A priori, é essencial compreender que a conceituação acerca do estudo do imperialismo ainda é contínuo, por ser um fenômeno em mudança constante. No entanto, utilizarei aqui, em função da análise que proponho realizar, o conceito original e o mais aceito pelo meio acadêmico.

Diante disso, o imperialismo é o conjunto de políticas, medidas e mecanismos que, sob determinação de um Estado-nação, se procura estabelecer políticas de expansão e domínio territorial, seja este cultural, seja econômico em torno de outras regiões geográficas. O primeiro estudo sistemático acerca do imperialismo surge apenas em 1902, um tempo curto na historiografia, com o livro “Imperialismo” do autor inglês John Hobson.

De acordo com Hobson, a ação imperialista ocorre em função da acumulação de capital excedente que deveria ser exportado. Isto é, se criam motivações para dar continuidade ao expansionismo, em busca de novas fontes de matérias-primas e de mercados. A obra do autor se torna excepcional por apresentar de maneira única, até então, a atribuição de raízes econômicas ao imperialismo, o que mais tarde fornecerá a base para a interpretação marxista, que gira em torno do capital financeiro.

Para entendermos a teoria que será desenvolvida no início do século XX pelo líder soviético Vladimir Lênin, é necessário resgatar em O Manifesto do Partido Comunista de Karl Marx e Friedrich Engels as análises feitas em torno do sistema internacional vigente do século XIX.
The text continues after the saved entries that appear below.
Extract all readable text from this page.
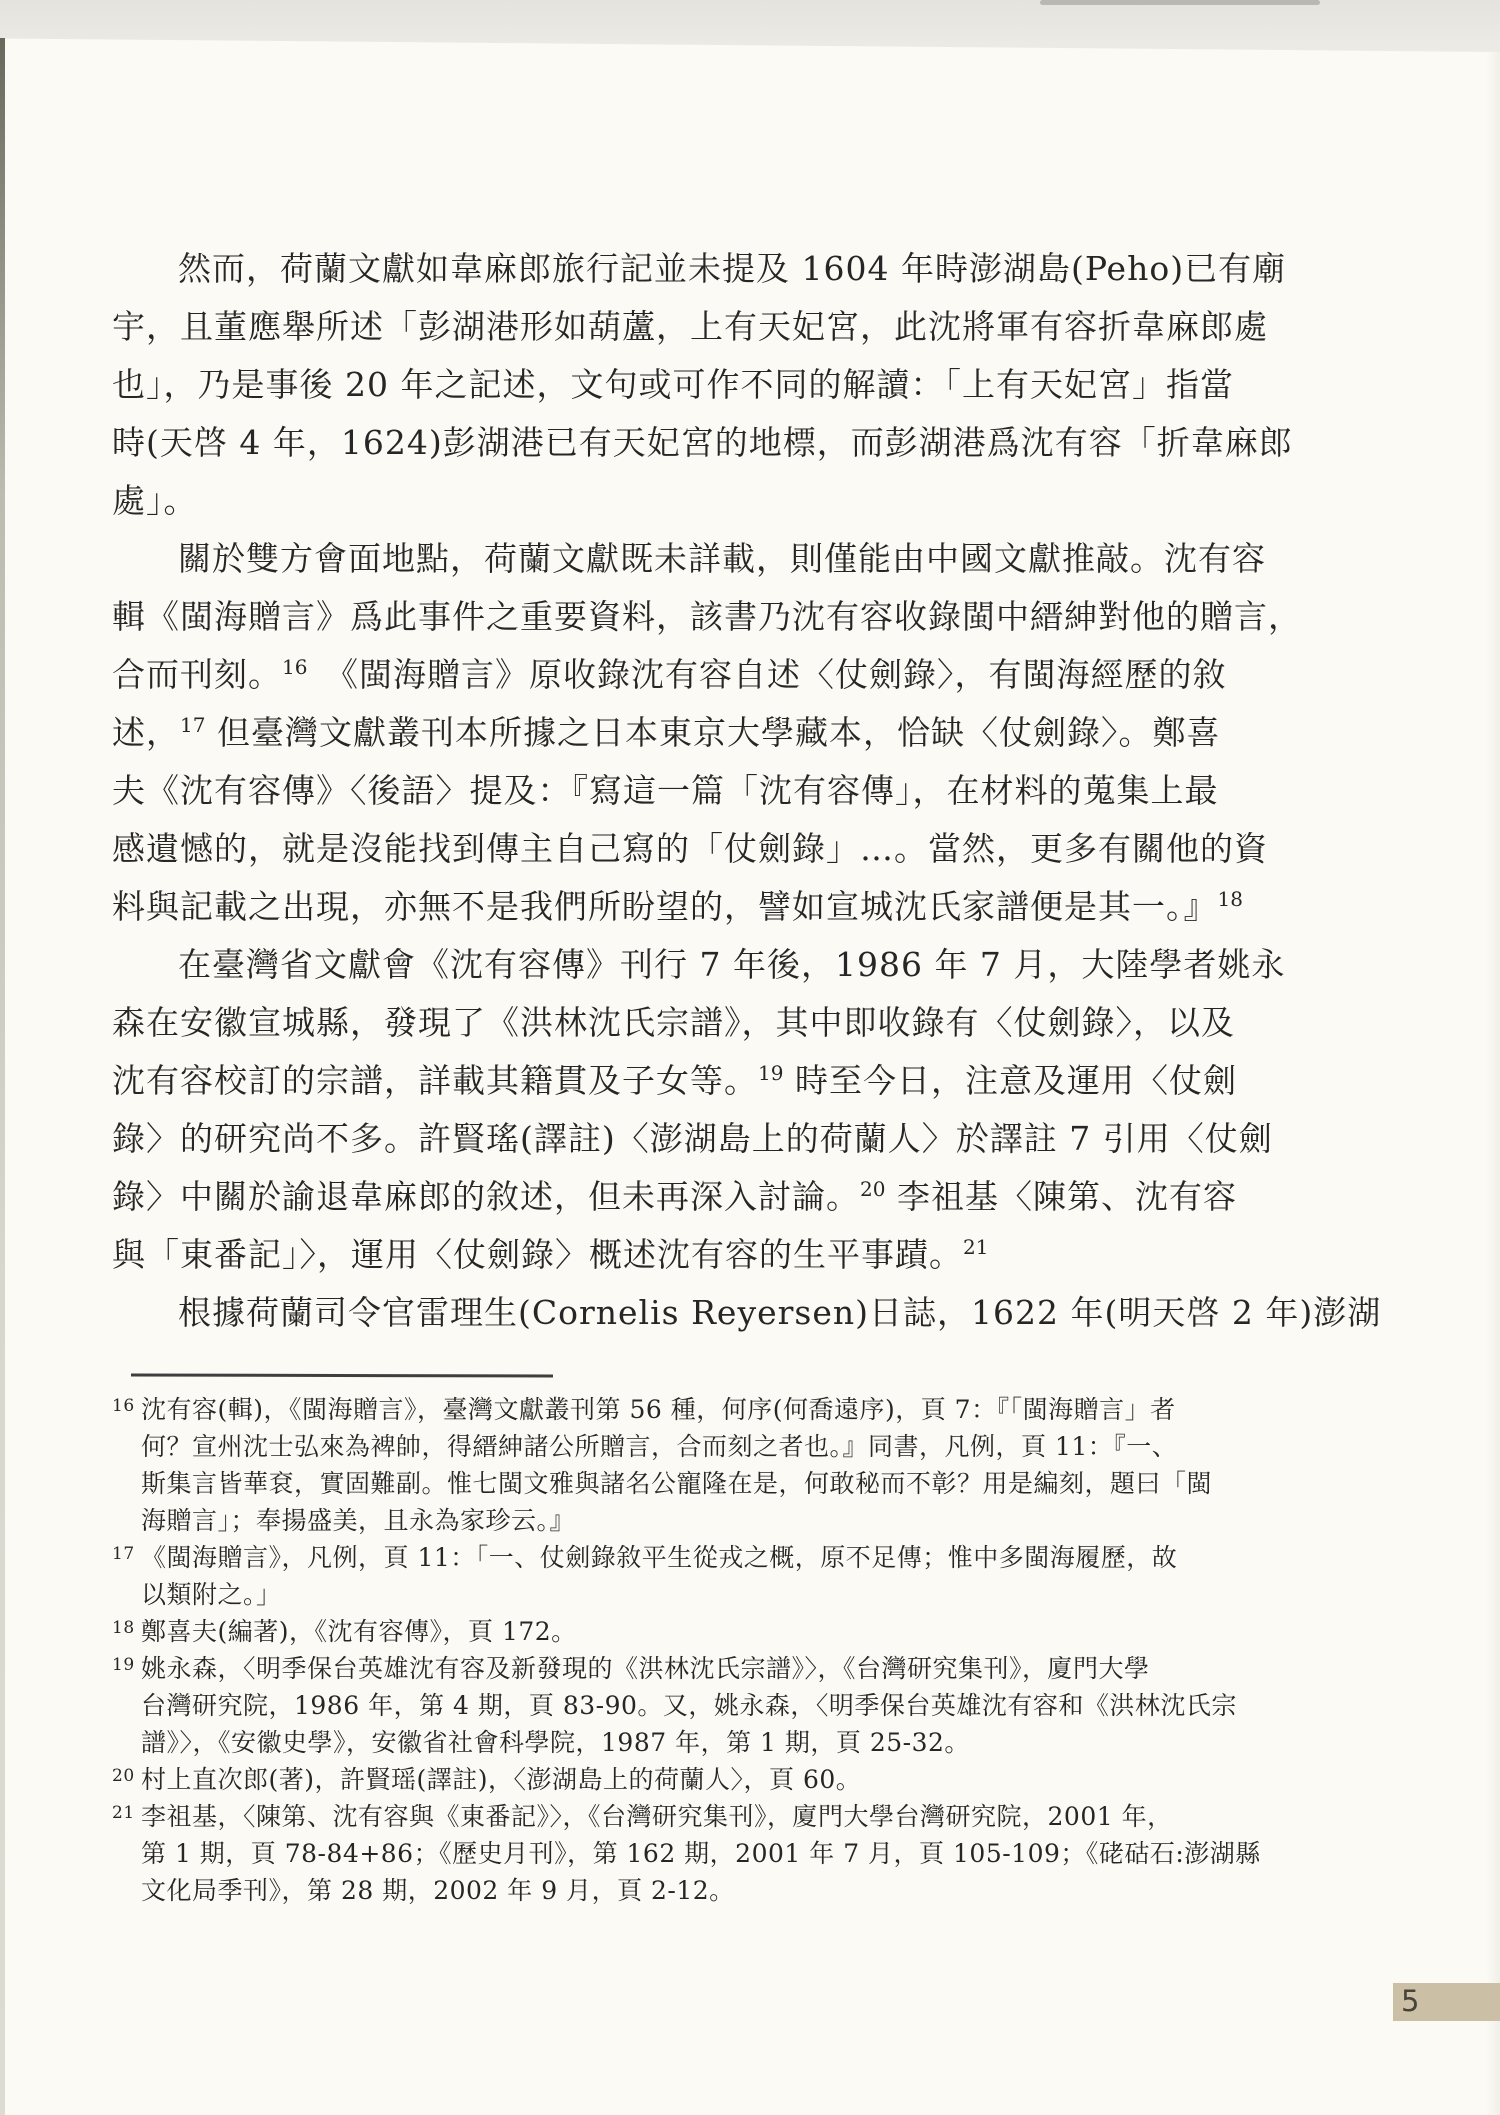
然而，荷蘭文獻如韋麻郎旅行記並未提及 1604 年時澎湖島(Peho)已有廟
宇，且董應舉所述「彭湖港形如葫蘆，上有天妃宮，此沈將軍有容折韋麻郎處
也」，乃是事後 20 年之記述，文句或可作不同的解讀：「上有天妃宮」指當
時(天啓 4 年，1624)彭湖港已有天妃宮的地標，而彭湖港爲沈有容「折韋麻郎
處」。
關於雙方會面地點，荷蘭文獻既未詳載，則僅能由中國文獻推敲。沈有容
輯《閩海贈言》爲此事件之重要資料，該書乃沈有容收錄閩中縉紳對他的贈言，
合而刊刻。$^{16}$　《閩海贈言》原收錄沈有容自述〈仗劍錄〉，有閩海經歷的敘
述，$^{17}$ 但臺灣文獻叢刊本所據之日本東京大學藏本，恰缺〈仗劍錄〉。鄭喜
夫《沈有容傳》〈後語〉提及：『寫這一篇「沈有容傳」，在材料的蒐集上最
感遺憾的，就是沒能找到傳主自己寫的「仗劍錄」…。當然，更多有關他的資
料與記載之出現，亦無不是我們所盼望的，譬如宣城沈氏家譜便是其一。』$^{18}$
在臺灣省文獻會《沈有容傳》刊行 7 年後，1986 年 7 月，大陸學者姚永
森在安徽宣城縣，發現了《洪林沈氏宗譜》，其中即收錄有〈仗劍錄〉，以及
沈有容校訂的宗譜，詳載其籍貫及子女等。$^{19}$ 時至今日，注意及運用〈仗劍
錄〉的研究尚不多。許賢瑤(譯註)〈澎湖島上的荷蘭人〉於譯註 7 引用〈仗劍
錄〉中關於諭退韋麻郎的敘述，但未再深入討論。$^{20}$ 李祖基〈陳第、沈有容
與「東番記」〉，運用〈仗劍錄〉概述沈有容的生平事蹟。$^{21}$
根據荷蘭司令官雷理生(Cornelis Reyersen)日誌，1622 年(明天啓 2 年)澎湖
16 沈有容(輯)，《閩海贈言》，臺灣文獻叢刊第 56 種，何序(何喬遠序)，頁 7：『「閩海贈言」者
何？宣州沈士弘來為裨帥，得縉紳諸公所贈言，合而刻之者也。』同書，凡例，頁 11：『一、
斯集言皆華袞，實固難副。惟七閩文雅與諸名公寵隆在是，何敢秘而不彰？用是編刻，題曰「閩
海贈言」；奉揚盛美，且永為家珍云。』
17 《閩海贈言》，凡例，頁 11：「一、仗劍錄敘平生從戎之概，原不足傳；惟中多閩海履歷，故
以類附之。」
18 鄭喜夫(編著)，《沈有容傳》，頁 172。
19 姚永森，〈明季保台英雄沈有容及新發現的《洪林沈氏宗譜》〉，《台灣研究集刊》，廈門大學
台灣研究院，1986 年，第 4 期，頁 83-90。又，姚永森，〈明季保台英雄沈有容和《洪林沈氏宗
譜》〉，《安徽史學》，安徽省社會科學院，1987 年，第 1 期，頁 25-32。
20 村上直次郎(著)，許賢瑶(譯註)，〈澎湖島上的荷蘭人〉，頁 60。
21 李祖基，〈陳第、沈有容與《東番記》〉，《台灣研究集刊》，廈門大學台灣研究院，2001 年，
第 1 期，頁 78-84+86；《歷史月刊》，第 162 期，2001 年 7 月，頁 105-109；《硓𥑮石:澎湖縣
文化局季刊》，第 28 期，2002 年 9 月，頁 2-12。
5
Para Marx, o alcance global do modo de produção capitalista deixou evidente a posição da burguesia enquanto uma classe internacional, haja vista que a mobilidade do capital a permitia se estabelecer e criar vínculos em qualquer lugar. Além disso, a obra também afirma que o proletariado moderno era uma classe sem pátria, pela sua constituição a partir das relações sociais de produção capitalista, universalizadas pela expansão do mercado global. Entretanto, apesar da dominação sobre o proletariado pelo capital ser um fenômeno mundial, sua reprodução social ocorre dentro do âmbito nacional, limitando suas ações políticas às fronteiras dos Estados Nacionais.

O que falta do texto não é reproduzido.